To William Gordon
Mount Vernon February 23d 1789
In a letter which, I had the pleasure of addressing to you lately, I mentioned my private business and numerous avocations as an apology for the concisness and irregularity that might be observable in my correspondence.1 I shall therefore be excused for only acknowledging the receipt of your favor dated the 28th of Octr last, and thanking you for the Maps enclosed in it.2 Not having been able to compare them minutely with other plans of the same places, or to bestow that attention upon them which would be requisite for forming a correct Judgement; I am not at liberty to give any opinion as to their accuracy. They appear to be engraved with sufficient neatness, and to augur well as to the execution of the mechanical part of your publication. I shall only add, that the present state of tranquility in this Country affords no topics of importance for communication, and that I remain—with great respect & consideration Dr Sir yrs &c.

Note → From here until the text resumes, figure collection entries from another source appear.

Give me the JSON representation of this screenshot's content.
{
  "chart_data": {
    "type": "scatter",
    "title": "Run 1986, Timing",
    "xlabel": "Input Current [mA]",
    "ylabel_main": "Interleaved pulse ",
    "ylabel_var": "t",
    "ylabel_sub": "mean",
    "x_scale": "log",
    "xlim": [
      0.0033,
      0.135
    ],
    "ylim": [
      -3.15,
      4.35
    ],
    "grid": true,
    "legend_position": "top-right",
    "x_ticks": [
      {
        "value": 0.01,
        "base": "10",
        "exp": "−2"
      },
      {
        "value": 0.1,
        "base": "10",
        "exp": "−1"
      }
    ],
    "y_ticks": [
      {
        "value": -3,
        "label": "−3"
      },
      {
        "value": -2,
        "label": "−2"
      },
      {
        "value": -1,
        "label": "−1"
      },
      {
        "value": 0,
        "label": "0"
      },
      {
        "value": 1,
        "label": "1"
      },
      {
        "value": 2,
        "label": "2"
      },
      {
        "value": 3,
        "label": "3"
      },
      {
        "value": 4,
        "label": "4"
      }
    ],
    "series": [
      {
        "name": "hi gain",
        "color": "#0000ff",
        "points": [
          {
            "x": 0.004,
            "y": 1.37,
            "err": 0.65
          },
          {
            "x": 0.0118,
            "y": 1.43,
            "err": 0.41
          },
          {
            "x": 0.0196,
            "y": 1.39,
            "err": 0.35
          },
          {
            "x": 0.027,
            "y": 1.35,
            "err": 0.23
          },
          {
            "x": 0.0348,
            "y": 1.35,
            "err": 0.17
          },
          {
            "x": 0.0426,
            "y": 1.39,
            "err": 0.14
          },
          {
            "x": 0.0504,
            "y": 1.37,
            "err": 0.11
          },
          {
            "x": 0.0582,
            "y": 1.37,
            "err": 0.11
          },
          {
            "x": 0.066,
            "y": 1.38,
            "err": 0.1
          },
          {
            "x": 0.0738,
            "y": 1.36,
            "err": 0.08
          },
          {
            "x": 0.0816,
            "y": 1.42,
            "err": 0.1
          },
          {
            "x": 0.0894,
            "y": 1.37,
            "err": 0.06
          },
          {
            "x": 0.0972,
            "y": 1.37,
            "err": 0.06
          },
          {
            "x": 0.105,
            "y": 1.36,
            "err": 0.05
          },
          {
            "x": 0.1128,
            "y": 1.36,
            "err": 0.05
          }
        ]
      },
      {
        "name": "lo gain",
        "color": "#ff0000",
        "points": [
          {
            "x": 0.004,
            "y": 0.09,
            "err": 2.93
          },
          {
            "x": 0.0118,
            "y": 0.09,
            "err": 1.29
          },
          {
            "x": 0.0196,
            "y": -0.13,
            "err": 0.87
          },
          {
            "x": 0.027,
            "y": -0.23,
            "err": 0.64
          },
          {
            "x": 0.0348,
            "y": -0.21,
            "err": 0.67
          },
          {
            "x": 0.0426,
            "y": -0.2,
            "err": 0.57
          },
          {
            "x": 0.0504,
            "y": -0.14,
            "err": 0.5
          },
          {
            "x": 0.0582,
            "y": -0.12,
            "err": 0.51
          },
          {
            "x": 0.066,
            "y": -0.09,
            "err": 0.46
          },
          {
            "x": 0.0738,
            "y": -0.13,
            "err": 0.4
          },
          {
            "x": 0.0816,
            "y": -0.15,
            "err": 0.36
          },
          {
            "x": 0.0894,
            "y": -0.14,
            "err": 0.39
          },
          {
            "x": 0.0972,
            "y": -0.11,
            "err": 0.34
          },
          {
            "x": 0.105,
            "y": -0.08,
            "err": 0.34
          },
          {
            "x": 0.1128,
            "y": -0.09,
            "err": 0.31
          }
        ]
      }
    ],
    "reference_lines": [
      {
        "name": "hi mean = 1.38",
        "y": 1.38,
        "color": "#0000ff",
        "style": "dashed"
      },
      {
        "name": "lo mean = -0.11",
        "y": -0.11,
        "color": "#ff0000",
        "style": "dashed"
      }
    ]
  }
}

2. In his letter of 28 Oct. 1788, Gordon enclosed specimens of the maps he intended to include in his History. See Gordon to GW, 24 Sept. 1788. They included “a general map of the United States—a map of North & South Carolina with a part of Georgia—a map of Vermont, Hampshire, the Main, and lower than Albany—a map of the part of Virginia which was the seat of war—& a map of York Island & part of Long Island.”